25 ways to customize your magazine - using selective binding and ink-jet technology

Folio: The Magazine for Magazine Management, Annual, 1994 by Steve Rees

How to use selective binding and ink jet technology to meet reader and advertiser needs.

1. If you're printing multiple versions of your magazine, integrate those separate versions into a single zip stream, and realize postal savings and bindery make-ready efficiencies while also improving the speed of delivery.

2. Give your ad marketing group the opportunity to send custom messages to the comp list. It's a good way to sell custom messaging using the technique itself, targeting your message only to advertising decision makers. You could even include the appropriate sales person's name in each advertiser's message.

3. Welcome new subscribers on their first issue with an inside insert between the cover and the first signature, containing an ink-jet message. Catalogers do this frequently.

4. Bind an actual invoice inside the issue, using selective bindery technology. When the bill accompanies the issue, pay-up often improves. Use ink-jet to image price and term.

5. Customize messages to subscribers under renewal promotion. This is a good way to show them your appreciation. For instance, an association could imprint a message which reads, "A continuing member since 1975." A consumer magazine could vary its message by issues-to-go, price or subscriber status. A trade publication could image the subscriber's industry, title, and function, and simply ask for confirmation or changes, and a requalifier's signature.

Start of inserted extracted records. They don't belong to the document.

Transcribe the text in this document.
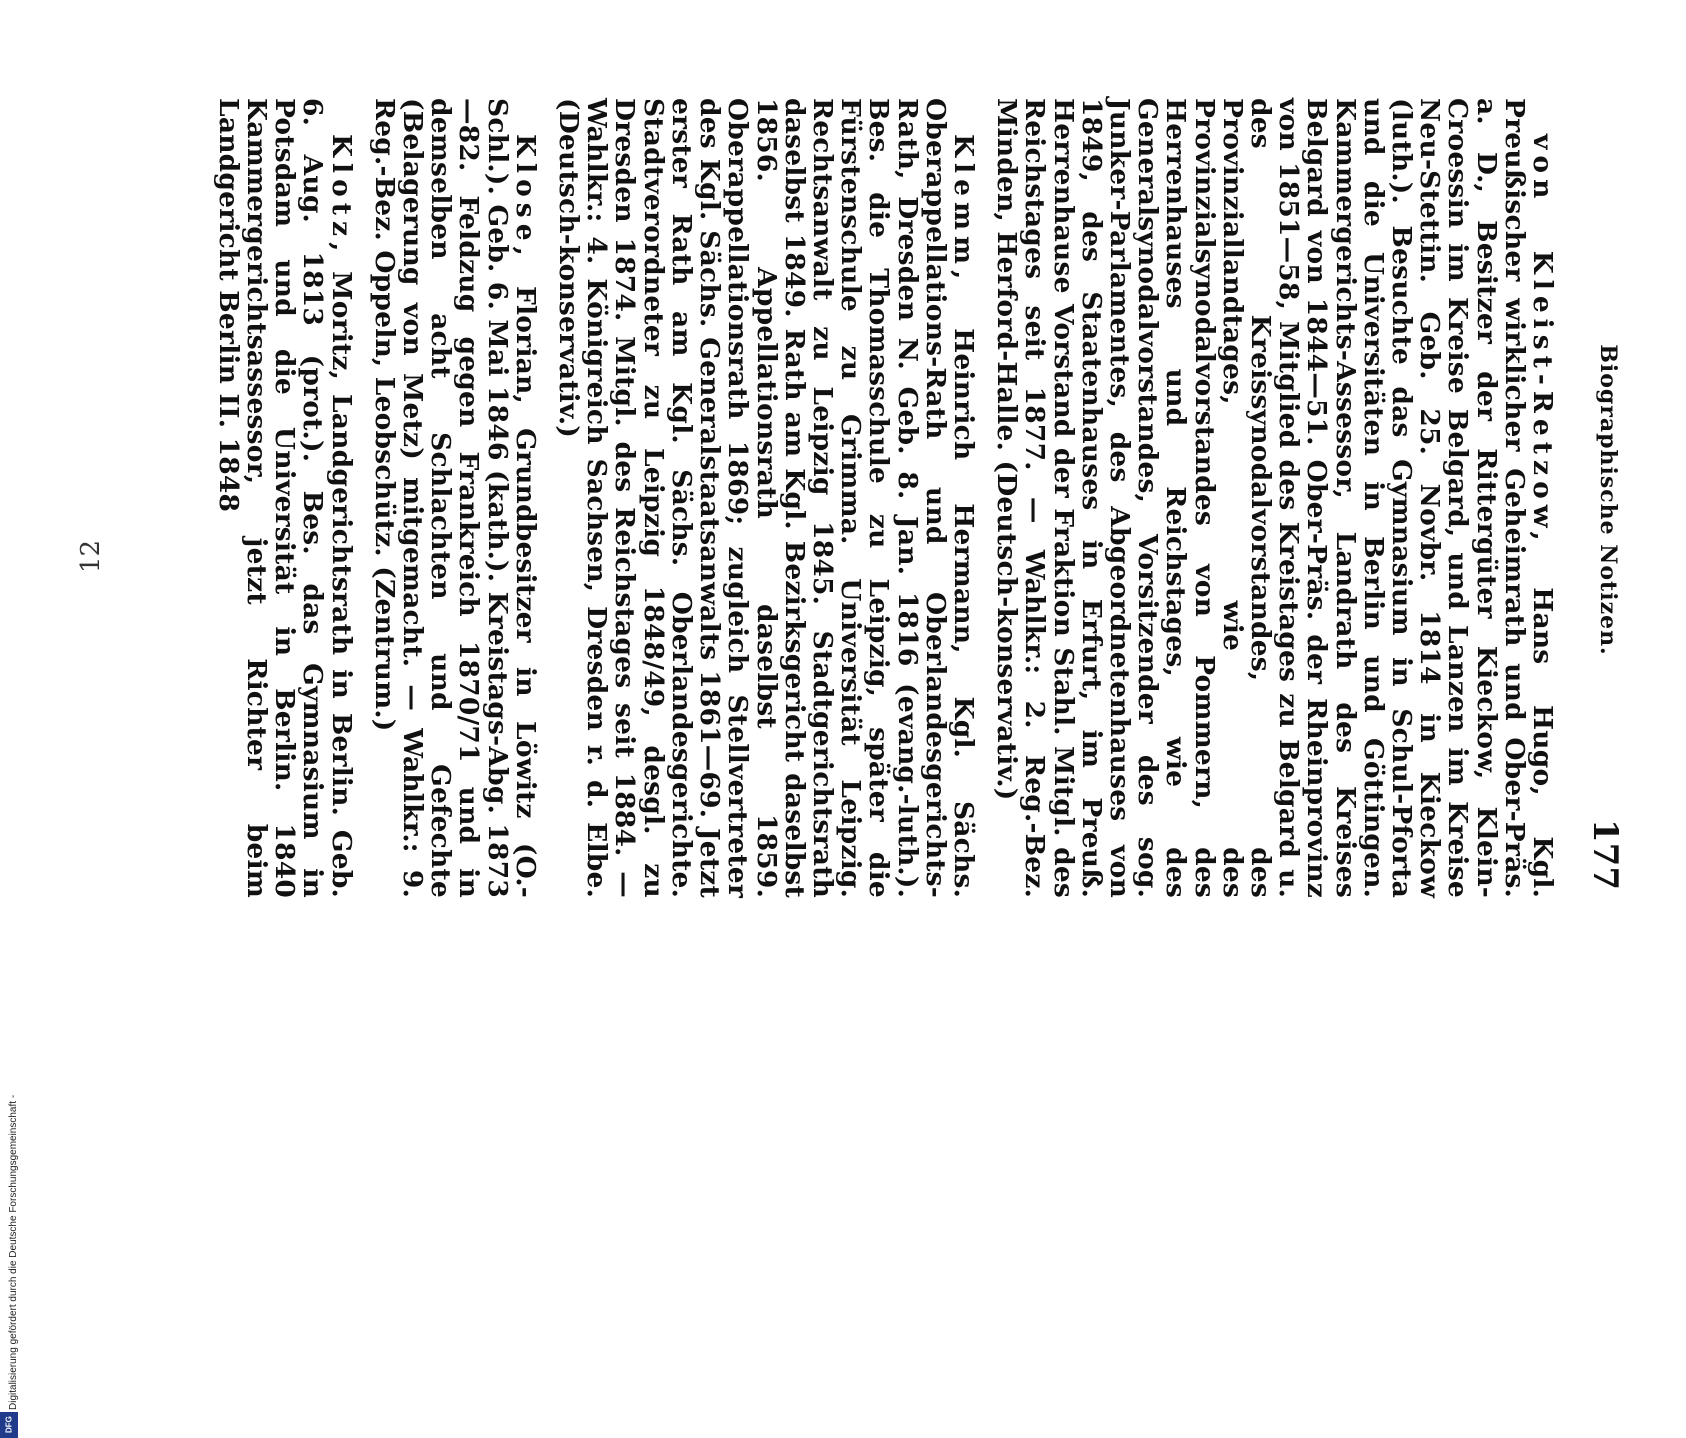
Biographische Notizen.
177

von Kleist-Retzow, Hans Hugo, Kgl. Preußischer wirklicher Geheimrath und Ober-Präs. a. D., Besitzer der Rittergüter Kieckow, Klein-Croessin im Kreise Belgard, und Lanzen im Kreise Neu-Stettin. Geb. 25. Novbr. 1814 in Kieckow (luth.). Besuchte das Gymnasium in Schul-Pforta und die Universitäten in Berlin und Göttingen. Kammergerichts-Assessor, Landrath des Kreises Belgard von 1844—51. Ober-Präs. der Rheinprovinz von 1851—58, Mitglied des Kreistages zu Belgard u. des Kreissynodalvorstandes, des Provinziallandtages, wie des Provinzialsynodalvorstandes von Pommern, des Herrenhauses und Reichstages, wie des Generalsynodalvorstandes, Vorsitzender des sog. Junker-Parlamentes, des Abgeordnetenhauses von 1849, des Staatenhauses in Erfurt, im Preuß. Herrenhause Vorstand der Fraktion Stahl. Mitgl. des Reichstages seit 1877. — Wahlkr.: 2. Reg.-Bez. Minden, Herford-Halle. (Deutsch-konservativ.)

Klemm, Heinrich Hermann, Kgl. Sächs. Oberappellations-Rath und Oberlandesgerichts-Rath, Dresden N. Geb. 8. Jan. 1816 (evang.-luth.). Bes. die Thomasschule zu Leipzig, später die Fürstenschule zu Grimma. Universität Leipzig. Rechtsanwalt zu Leipzig 1845. Stadtgerichtsrath daselbst 1849. Rath am Kgl. Bezirksgericht daselbst 1856. Appellationsrath daselbst 1859. Oberappellationsrath 1869; zugleich Stellvertreter des Kgl. Sächs. Generalstaatsanwalts 1861—69. Jetzt erster Rath am Kgl. Sächs. Oberlandesgerichte. Stadtverordneter zu Leipzig 1848/49, desgl. zu Dresden 1874. Mitgl. des Reichstages seit 1884. — Wahlkr.: 4. Königreich Sachsen, Dresden r. d. Elbe. (Deutsch-konservativ.)

Klose, Florian, Grundbesitzer in Löwitz (O.-Schl.). Geb. 6. Mai 1846 (kath.). Kreistags-Abg. 1873—82. Feldzug gegen Frankreich 1870/71 und in demselben acht Schlachten und Gefechte (Belagerung von Metz) mitgemacht. — Wahlkr.: 9. Reg.-Bez. Oppeln, Leobschütz. (Zentrum.)

Klotz, Moritz, Landgerichtsrath in Berlin. Geb. 6. Aug. 1813 (prot.). Bes. das Gymnasium in Potsdam und die Universität in Berlin. 1840 Kammergerichtsassessor, jetzt Richter beim Landgericht Berlin II. 1848

12
Digitalisierung gefördert durch die Deutsche Forschungsgemeinschaft -
DFG
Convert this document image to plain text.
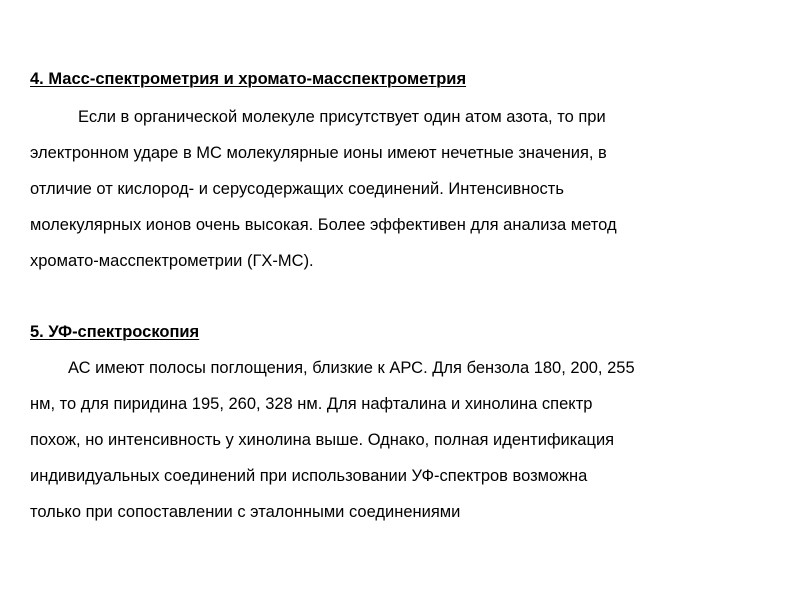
4. Масс-спектрометрия и хромато-масспектрометрия
Если в органической молекуле присутствует один атом азота, то при
электронном ударе в МС молекулярные ионы имеют нечетные значения, в
отличие от кислород- и серусодержащих соединений. Интенсивность
молекулярных ионов очень высокая. Более эффективен для анализа метод
хромато-масспектрометрии (ГХ-МС).
5. УФ-спектроскопия
АС имеют полосы поглощения, близкие к АРС. Для бензола 180, 200, 255
нм, то для пиридина 195, 260, 328 нм. Для нафталина и хинолина спектр
похож, но интенсивность у хинолина выше. Однако, полная идентификация
индивидуальных соединений при использовании УФ-спектров возможна
только при сопоставлении с эталонными соединениями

6. Survey small samples of your subscribers about editorial issues, binding in the survey only for those nth-name subscribers selected. Make sure to include the subscriber's match code or account number, and in turn link their answers back to their subscriber record.

7. Poll your subscribers about their favorite products in the markets served by your publication. Verify that each reader voted only once using ink-jet imaged match keys on the reader poll itself. This is an easy, inexpensive way to protect yourself against the possibility of advertisers stuffing your ballot box.

8. Offer additional editorial matter for sale to your subscribers, binding and delivering it piggybacked on your primary publication. The initial offer is most easily built into the renewal offer. Selective bindery technology allows you to deliver this extra matter for only a very modest incremental cost premium.

9. Personalize insert cards and use them for soliciting gift business, and watch response jump.

10. Personalize your bingo card, and watch reader service activity climb. You can even capture product request information yourself, and retain this information with the subscriber record, as long as the subscriber's match key or account number has also been imaged on the bingo card.

11. Combine the binding run for two or more monthlies, and co-mail the publications together.

You can also save money by gaining finer postal presorts and reducing the number of bindery set-ups.

12. Create new test opportunities for circulation inserts or outserts without incurring higher postal costs. Selective bindery technology keeps all copies in a single zip stream.

13. Create unusual regional splits for further refining both editorial and advertising matter. Even city monthlies could handle advertiser inserts for certain zip coded portions of their run-of-press, just as the newspapers zone their coverage by neighborhood. Offering greater relevance to your readers should translate into higher reader loyalty.

14. If you're a publisher who sponsors trade shows, or if your advertisers sponsor events, imprint a bound-in "ticket" containing the subscriber's name into your publication. The subscriber's use of this "ticket" indicates evidence of the pull-through power of your magazine.

15. Offer your advertisers the opportunity to test creative with a pure A/B/C split at very low cost. Selective bindery technology can realize this split without giving up continuous zip sequencing.

16. Offer your advertisers the opportunity to add to their print campaigns with additional insert materials directed only to a key segment of your readership. A regional monthly could offer an appliance retailer only those subscribers who have moved in the prior three months. Your magazine will begin winning dollars budgeted for direct mail.

17. Allow subscribers to request the suppression of strip-scented perfume inserts. Those readers who find the perfume scent noxious will appreciate the extra effort you take to please them. And your perfume advertisers will appreciate your avoiding the creation of any ill-will among the buying public.

18. Compete with coop newspaper dollars your advertisers are spending elsewhere. Establish a geographic link between your advertiser's dealer list and your subscribers' zip codes. Then image the name and address of the nearest dealer, either right on the page itself or on a direct response card. Eliminate those nasty vertical one-third page dealer listings in five-point type.

19. For association publications with radio or TV programs you sponsor, link your subscribers' zip codes to the ADI market reached by your broadcast. Then ink-jet image specific program information in your publication. It's a great member service.